WorkCompCentral’s Yvonne Guibert and Rafael Gonzales dropped a most informative podcast today. Dr Les Kertay is the guest, and his discussion of mental health is one you need to listen to while out walking, cleaning the house, doing laundry, driving kids around or gardening.

Excellent piece in Harvard Business Review about the role of robots in customer service.
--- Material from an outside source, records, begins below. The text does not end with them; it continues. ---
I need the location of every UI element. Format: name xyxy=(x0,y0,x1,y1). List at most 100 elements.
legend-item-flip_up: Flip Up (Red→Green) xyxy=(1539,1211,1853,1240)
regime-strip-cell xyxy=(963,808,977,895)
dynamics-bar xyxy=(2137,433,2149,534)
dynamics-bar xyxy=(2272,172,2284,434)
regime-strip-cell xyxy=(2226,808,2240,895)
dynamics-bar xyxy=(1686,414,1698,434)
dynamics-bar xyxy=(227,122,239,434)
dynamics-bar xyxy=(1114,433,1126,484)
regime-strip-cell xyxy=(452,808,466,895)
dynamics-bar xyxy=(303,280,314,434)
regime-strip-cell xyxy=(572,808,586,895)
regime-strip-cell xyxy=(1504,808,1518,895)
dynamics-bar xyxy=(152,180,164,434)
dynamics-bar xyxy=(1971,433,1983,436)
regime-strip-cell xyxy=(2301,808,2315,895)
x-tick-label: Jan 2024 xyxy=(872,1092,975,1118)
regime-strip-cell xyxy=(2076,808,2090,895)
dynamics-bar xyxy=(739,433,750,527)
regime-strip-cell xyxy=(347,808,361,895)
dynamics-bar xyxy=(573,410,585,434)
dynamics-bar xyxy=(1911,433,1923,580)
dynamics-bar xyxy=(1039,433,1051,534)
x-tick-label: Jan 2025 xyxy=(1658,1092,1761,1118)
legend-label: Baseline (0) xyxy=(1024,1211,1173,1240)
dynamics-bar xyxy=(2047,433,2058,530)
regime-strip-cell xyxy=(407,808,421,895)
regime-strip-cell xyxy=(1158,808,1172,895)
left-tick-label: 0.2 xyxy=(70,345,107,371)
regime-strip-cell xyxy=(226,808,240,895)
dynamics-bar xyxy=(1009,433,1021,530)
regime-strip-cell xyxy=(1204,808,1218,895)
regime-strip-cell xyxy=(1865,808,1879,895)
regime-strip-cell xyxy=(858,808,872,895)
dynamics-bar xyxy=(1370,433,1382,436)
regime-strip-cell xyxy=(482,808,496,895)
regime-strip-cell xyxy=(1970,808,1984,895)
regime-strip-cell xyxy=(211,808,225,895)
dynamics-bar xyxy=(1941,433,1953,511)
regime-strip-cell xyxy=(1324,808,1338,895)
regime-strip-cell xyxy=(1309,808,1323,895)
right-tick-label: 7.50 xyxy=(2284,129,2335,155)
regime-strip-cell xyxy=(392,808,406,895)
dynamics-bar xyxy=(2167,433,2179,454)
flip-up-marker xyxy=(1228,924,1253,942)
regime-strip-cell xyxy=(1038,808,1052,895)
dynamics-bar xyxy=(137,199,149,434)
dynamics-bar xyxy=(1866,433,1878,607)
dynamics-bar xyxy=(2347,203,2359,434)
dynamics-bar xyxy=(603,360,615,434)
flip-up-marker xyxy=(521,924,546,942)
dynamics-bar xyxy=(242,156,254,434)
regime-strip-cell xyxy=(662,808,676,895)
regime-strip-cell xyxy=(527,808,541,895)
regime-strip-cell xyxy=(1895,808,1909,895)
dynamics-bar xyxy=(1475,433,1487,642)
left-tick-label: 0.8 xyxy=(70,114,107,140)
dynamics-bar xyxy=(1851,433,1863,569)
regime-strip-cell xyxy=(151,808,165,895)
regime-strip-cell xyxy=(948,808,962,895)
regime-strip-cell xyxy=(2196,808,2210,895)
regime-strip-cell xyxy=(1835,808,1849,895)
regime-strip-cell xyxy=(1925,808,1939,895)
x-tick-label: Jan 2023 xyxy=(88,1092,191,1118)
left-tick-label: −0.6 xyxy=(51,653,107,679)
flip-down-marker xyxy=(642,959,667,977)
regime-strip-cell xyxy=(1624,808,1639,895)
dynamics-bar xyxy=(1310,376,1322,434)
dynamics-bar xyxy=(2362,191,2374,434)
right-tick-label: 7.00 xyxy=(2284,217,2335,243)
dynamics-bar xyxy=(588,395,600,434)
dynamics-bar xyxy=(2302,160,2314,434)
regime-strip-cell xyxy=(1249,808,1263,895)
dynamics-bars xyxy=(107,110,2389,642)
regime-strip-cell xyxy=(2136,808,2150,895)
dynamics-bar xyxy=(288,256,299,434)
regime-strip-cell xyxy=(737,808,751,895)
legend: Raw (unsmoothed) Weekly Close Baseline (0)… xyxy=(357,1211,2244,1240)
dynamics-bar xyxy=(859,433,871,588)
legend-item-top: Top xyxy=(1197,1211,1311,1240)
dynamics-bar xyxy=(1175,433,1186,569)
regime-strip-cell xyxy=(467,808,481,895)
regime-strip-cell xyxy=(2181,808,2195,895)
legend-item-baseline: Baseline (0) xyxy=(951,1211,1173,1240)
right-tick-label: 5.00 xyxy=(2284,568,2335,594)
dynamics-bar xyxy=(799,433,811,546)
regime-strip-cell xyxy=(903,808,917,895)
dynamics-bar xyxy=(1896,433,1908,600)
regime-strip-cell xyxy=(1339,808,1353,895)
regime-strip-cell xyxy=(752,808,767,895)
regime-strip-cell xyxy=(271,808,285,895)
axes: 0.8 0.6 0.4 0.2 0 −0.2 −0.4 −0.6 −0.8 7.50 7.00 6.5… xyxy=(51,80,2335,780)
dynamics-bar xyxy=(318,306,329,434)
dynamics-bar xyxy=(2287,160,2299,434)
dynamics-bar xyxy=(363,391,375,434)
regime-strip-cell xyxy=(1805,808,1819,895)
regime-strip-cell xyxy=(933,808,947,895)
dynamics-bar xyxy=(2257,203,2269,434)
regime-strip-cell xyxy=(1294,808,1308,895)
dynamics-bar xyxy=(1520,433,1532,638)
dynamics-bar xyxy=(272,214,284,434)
Yeah, I mostly hate them too, but more and more insurance interactions involve robots.  While HBR focuses on more “retail”-focused robots, there’s much in the article worthy of your consideration.

One takeaway…”Robot technology should not simply be added as a novelty, but carefully integrated to deliver value to customers and support employees — maintaining a balance between automation and human interaction…”

Here’s another you have to read…it’s about customer service in government. No, that’s not an oxymoron. And btw, anyone in healthcare or insurance shouldn’t be throwing stones at the dam’ gubmint’s customer service…

This has major impact – most dramatically on the less fortunate among us. Stuff that we wealthier folks take for granted – internet access, smart phones, reliable wifi, reliable transportation literacy…is usually NOT commonplace among poorer folks. Oh, and the research very, very much applies to insurers and health plans…

From HBR:

If you’re working on making communications more “efficient”, make VERY sure you always start and end with the “communications” piece – NOT “efficiency”.

Regular readers will recall  Medicaid is about to drop a LOT  – as in 5 to 14 million moms, babies, disabled folks, grandparents and families from its rolls, and many states are going to force those beneficiaries to use electronic communications to prove they qualify.

I’d like to think they are doing this out of ignorance, but my instinct – and research – indicates many state regulators and legislators are doing this purposefully – to deny health insurance to people who desperately need it.

More on this here.

What does this mean for you:

Meet people where they are. And be kind.